* Rami Chowdhury:
On Thu, 12 Nov 2009 09:32:28 -0800, Alf P. Steinbach <al...@start.no> wrote:

This also seems religious. It's like in Norway it became illegal to market lemon soda, since umpteen years ago it's soda with lemon flavoring. This has to do with the *origin* of the citric acid, whether natural or chemist's concoction, no matter that it's the same chemical. So, some people think that it's wrong to talk about interpreted languages, hey, it should be a "language designed for interpretation", or better yet, "dynamic language", or bestest, "language with dynamic flavor". And slow language, oh no, should be "language whose current implementations are perceived as somewhat slow by some (well, all) people", but of course, that's just silly.

Perhaps I'm missing the point of what you're saying but I don't see why you're conflating interpreted and dynamic here? Javascript is unarguably a dynamic language, yet Chrome / Safari 4 / Firefox 3.5 all typically JIT it. Does that make Javascript non-dynamic, because it's compiled? What about Common Lisp, which is a compiled language when it's run with CMUCL or SBCL?

Yeah, you missed it.

Blurring and coloring and downright hiding reality by insisting on misleading but apparently more precise terminology for some vague concept is a popular sport, and chiding others for using more practical and real-world oriented terms, can be effective in politics and some other arenas.

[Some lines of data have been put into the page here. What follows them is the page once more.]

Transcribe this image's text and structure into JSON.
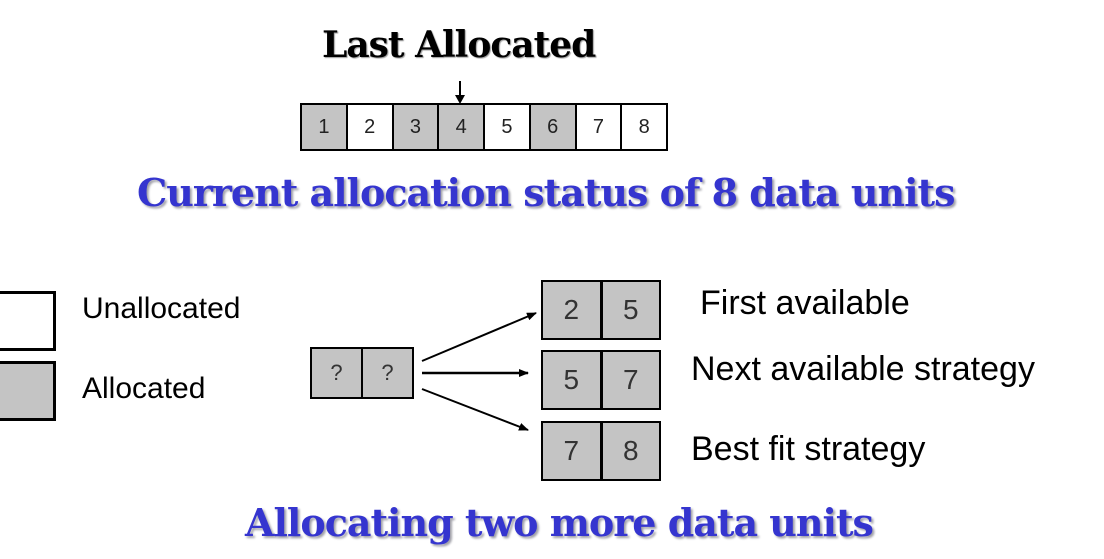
{
  "header": {
    "last_allocated_label": "Last Allocated",
    "status_title": "Current allocation status of 8 data units"
  },
  "units": [
    {
      "label": "1",
      "state": "allocated"
    },
    {
      "label": "2",
      "state": "unallocated"
    },
    {
      "label": "3",
      "state": "allocated"
    },
    {
      "label": "4",
      "state": "allocated"
    },
    {
      "label": "5",
      "state": "unallocated"
    },
    {
      "label": "6",
      "state": "allocated"
    },
    {
      "label": "7",
      "state": "unallocated"
    },
    {
      "label": "8",
      "state": "unallocated"
    }
  ],
  "legend": {
    "unallocated_label": "Unallocated",
    "allocated_label": "Allocated"
  },
  "request": {
    "cells": [
      "?",
      "?"
    ]
  },
  "results": {
    "first": {
      "cells": [
        "2",
        "5"
      ],
      "label": "First available"
    },
    "next": {
      "cells": [
        "5",
        "7"
      ],
      "label": "Next available strategy"
    },
    "best": {
      "cells": [
        "7",
        "8"
      ],
      "label": "Best fit strategy"
    }
  },
  "footer": {
    "title": "Allocating two more data units"
  },
  "colors": {
    "allocated": "#c4c4c4",
    "unallocated": "#ffffff",
    "title_blue": "#3535cf"
  }
}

But in a technical context it's silly. Or dumb. Whatever.

E.g. you'll find it impossible to define interpretation rigorously in the sense that you're apparently thinking of. It's not that kind of term or concept. The nearest you can get is in a different direction, something like "a program whose actions are determined by data external to the program (+ x qualifications and weasel words)", which works in-practice, conceptually, but try that on as a rigorous definition and you'll see that when you get formal about it then it's completely meaningless: either anything qualifies or nothing qualifies.

You'll also find it impossible to rigorously define "dynamic language" in a general way so that that definition excludes C++. <g>

So, to anyone who understands what one is talking about, "interpreted", or e.g. "slow language" (as was the case here), conveys the essence.

And to anyone who doesn't understand it trying to be more precise is an exercise in futility and pure silliness -- except for the purpose of misleading.